O quarto estádio caracteriza-se pelo estilo e pela forma; a nova perspetiva assenta no facto de se considerar que o significado de um quadro é mais social do que pessoal. A exploração é feita através da textura, da cor, da forma e do espaço, do estilo e das relações estilísticas e históricas. Neste estádio, o observador acrescenta progresso à capacidade de adotar a perspetiva da tradição. A par e passo, desenvolve-se esteticamente, porque considera relevantes os meios de expressão, a forma e o estilo, e estabelece uma distinção entre a ação literária do tema e do sentimento e o que em si mesmo a obra realiza. Assim, permite a descoberta da função crítica da arte, enquanto orientadora da nossa perceção, e considera o juiz estético em simultâneo, como suscetível e objetivo.

O quinto estádio é o da autonomia e nele o sujeito deverá avaliar os valores e os conceitos através dos quais a tradição constrói a significação das obras de arte. É de não esquecer que os conceitos evoluem a par e passo com a história, o que implica um contínuo reajustamento.
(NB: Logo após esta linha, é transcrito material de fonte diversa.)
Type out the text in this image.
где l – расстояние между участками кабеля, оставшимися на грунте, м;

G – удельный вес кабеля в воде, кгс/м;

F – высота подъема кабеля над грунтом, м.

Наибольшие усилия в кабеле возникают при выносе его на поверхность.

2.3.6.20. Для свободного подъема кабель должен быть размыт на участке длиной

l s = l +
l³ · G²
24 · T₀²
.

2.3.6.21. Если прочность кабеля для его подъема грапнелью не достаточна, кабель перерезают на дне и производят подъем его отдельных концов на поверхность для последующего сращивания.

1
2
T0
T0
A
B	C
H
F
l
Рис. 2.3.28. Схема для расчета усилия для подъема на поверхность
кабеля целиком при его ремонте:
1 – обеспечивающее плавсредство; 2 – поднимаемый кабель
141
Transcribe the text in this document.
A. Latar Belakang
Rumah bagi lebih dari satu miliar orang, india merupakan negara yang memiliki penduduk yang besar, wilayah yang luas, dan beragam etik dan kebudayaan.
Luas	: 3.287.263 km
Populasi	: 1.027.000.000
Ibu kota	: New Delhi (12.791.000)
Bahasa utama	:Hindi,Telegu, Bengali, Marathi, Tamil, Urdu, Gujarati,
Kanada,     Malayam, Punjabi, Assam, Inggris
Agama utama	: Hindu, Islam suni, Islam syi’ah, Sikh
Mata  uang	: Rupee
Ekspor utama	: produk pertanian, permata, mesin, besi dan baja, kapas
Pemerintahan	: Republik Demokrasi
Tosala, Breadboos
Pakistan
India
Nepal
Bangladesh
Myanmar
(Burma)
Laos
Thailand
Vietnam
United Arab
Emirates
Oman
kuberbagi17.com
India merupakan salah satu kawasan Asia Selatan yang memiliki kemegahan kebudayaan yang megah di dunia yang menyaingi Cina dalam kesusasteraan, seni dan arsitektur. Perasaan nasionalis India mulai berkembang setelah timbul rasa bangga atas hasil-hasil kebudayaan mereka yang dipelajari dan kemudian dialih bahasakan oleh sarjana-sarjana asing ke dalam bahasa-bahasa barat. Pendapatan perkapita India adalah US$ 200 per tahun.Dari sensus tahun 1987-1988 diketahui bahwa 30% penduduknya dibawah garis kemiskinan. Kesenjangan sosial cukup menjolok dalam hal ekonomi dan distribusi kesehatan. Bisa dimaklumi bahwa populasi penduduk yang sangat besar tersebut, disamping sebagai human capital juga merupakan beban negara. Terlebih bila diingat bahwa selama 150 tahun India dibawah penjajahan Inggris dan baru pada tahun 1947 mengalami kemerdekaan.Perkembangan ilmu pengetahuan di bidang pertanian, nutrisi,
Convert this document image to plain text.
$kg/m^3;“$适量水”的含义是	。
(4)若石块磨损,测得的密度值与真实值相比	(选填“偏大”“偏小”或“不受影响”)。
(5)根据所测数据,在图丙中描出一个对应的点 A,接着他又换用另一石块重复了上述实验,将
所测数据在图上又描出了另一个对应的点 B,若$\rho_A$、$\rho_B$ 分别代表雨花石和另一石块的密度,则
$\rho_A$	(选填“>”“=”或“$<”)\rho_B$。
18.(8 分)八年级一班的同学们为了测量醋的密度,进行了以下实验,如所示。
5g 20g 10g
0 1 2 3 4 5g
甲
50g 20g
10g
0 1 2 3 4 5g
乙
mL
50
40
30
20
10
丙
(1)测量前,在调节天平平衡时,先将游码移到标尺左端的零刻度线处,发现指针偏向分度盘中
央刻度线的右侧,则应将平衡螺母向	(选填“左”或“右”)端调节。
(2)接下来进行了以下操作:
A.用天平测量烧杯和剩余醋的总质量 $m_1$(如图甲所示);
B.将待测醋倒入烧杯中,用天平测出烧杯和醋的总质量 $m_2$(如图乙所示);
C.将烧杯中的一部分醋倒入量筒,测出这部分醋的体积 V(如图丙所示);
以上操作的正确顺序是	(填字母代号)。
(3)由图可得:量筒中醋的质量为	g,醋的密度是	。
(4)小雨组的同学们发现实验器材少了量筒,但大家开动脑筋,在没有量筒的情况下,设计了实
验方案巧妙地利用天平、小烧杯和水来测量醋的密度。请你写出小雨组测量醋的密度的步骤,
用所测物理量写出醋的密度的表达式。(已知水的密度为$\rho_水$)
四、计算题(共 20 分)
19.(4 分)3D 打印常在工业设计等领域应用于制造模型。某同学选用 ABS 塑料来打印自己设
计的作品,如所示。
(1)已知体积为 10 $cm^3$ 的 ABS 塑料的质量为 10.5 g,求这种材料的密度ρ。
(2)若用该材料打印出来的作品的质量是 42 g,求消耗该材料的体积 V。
Para o autor, este estádio representa um avanço, porque permite a capacidade de questionar transcendendo a própria cultura instituída. Do ponto de vista estético, possibilita reações com maior subtileza e a compreensão do quanto as perspetivas tradicionais podem ser falaciosas. Permite entender a arte quer no momento da criação, quer no de avaliação, como uma constante readaptação do homem na exploração de valores em circunstâncias históricas mutáveis, abrindo espaço para outras e novas interrogações quanto à criação e no que diz respeito a toda a cultura envolvente (Parsons, 1992).